Monday, December 22, 2025

The Year of the Ghost: Andrej Karpathy’s 2025 Retrospective

In his seminal "2025 LLM Year in Review," Andrej Karpathy dismantles the year’s frantic progress to reveal a stark new reality: we are no longer training digital animals, but summoning "ghosts." The industry has shifted from the "vibe-based" fine-tuning of yesteryear to Reinforcement Learning from Verifiable Rewards (RLVR)—a paradigm where AI learns to "think" in real-time. For Singapore, a nation built on rigorous meritocracy and high-efficiency infrastructure, this shift offers a distinct competitive advantage. From the rise of "vibe coding" in the shophouses of Tanjong Pagar to agents that live on your local machine, the future of software is becoming ephemeral, accessible, and intensely local. This briefing breaks down the six paradigm shifts of 2025 and their specific implications for the Smart Nation.

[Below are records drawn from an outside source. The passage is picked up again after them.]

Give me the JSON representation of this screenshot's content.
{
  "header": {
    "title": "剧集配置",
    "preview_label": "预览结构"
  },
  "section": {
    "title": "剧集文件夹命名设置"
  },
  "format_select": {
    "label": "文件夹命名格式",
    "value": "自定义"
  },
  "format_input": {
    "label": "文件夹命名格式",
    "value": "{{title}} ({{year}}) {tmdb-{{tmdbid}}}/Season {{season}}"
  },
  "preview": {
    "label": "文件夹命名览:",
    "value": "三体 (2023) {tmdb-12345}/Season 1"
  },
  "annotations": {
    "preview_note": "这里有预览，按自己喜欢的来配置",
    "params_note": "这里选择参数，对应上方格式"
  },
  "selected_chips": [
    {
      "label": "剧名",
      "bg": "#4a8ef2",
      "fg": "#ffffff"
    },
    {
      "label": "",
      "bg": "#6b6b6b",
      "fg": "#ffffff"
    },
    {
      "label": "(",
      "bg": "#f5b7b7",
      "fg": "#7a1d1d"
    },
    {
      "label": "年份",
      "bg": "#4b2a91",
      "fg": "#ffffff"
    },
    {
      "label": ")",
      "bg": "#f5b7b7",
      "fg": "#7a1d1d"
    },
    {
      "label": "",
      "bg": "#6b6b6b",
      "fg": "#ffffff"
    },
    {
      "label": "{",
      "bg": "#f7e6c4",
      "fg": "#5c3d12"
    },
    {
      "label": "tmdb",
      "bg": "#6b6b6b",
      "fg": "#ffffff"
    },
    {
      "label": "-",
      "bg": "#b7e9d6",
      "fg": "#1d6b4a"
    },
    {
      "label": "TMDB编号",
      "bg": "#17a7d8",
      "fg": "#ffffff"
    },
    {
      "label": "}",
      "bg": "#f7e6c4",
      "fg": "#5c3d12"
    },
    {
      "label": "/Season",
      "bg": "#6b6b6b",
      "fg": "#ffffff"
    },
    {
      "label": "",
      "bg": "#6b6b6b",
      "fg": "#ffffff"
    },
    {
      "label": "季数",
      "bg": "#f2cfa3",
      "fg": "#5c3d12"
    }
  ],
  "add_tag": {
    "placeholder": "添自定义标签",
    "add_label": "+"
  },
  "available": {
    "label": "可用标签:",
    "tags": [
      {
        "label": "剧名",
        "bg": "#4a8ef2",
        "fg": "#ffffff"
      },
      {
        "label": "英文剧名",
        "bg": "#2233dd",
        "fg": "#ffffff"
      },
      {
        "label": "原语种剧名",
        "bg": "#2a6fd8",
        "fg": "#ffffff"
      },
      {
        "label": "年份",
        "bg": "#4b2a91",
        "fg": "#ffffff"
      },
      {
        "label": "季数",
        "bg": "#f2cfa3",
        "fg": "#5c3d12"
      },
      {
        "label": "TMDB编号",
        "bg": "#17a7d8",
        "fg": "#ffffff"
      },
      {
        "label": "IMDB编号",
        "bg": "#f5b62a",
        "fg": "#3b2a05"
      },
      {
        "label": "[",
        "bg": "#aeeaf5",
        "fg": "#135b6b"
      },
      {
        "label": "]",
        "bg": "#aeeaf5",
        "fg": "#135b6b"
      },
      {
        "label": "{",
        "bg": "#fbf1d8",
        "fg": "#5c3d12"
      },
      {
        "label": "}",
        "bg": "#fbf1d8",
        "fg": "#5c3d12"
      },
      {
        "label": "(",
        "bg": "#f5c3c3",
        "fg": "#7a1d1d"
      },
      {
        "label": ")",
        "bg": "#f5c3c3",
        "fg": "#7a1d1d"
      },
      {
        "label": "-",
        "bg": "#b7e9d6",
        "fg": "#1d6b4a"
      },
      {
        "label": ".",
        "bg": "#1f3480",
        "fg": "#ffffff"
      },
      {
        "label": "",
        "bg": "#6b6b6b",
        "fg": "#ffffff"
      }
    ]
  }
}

Introduction: The View from a Shophouse

It is a humid Tuesday afternoon in Chinatown, the kind where the air hangs heavy over the clay-tiled roofs of the shophouses. Inside a renovated co-working space on Keong Saik Road, a founder is building a logistics platform. She is not typing obscure syntax; she is not wrestling with a memory leak in Rust. She is simply describing what she wants to a window on her screen. She is "vibe coding," and the software is building itself, ephemeral and perfect for the task at hand.

This scene, once the domain of science fiction, is the mundane reality of late 2025. It is also the beating heart of Andrej Karpathy’s latest retrospective. Karpathy, the former Tesla AI chief and OpenAI founder who has become the de facto philosopher-king of the AI engineer class, released his "2025 LLM Year in Review" this week. It is a document that reads less like a technical changelog and more like an anthropological study of a new species.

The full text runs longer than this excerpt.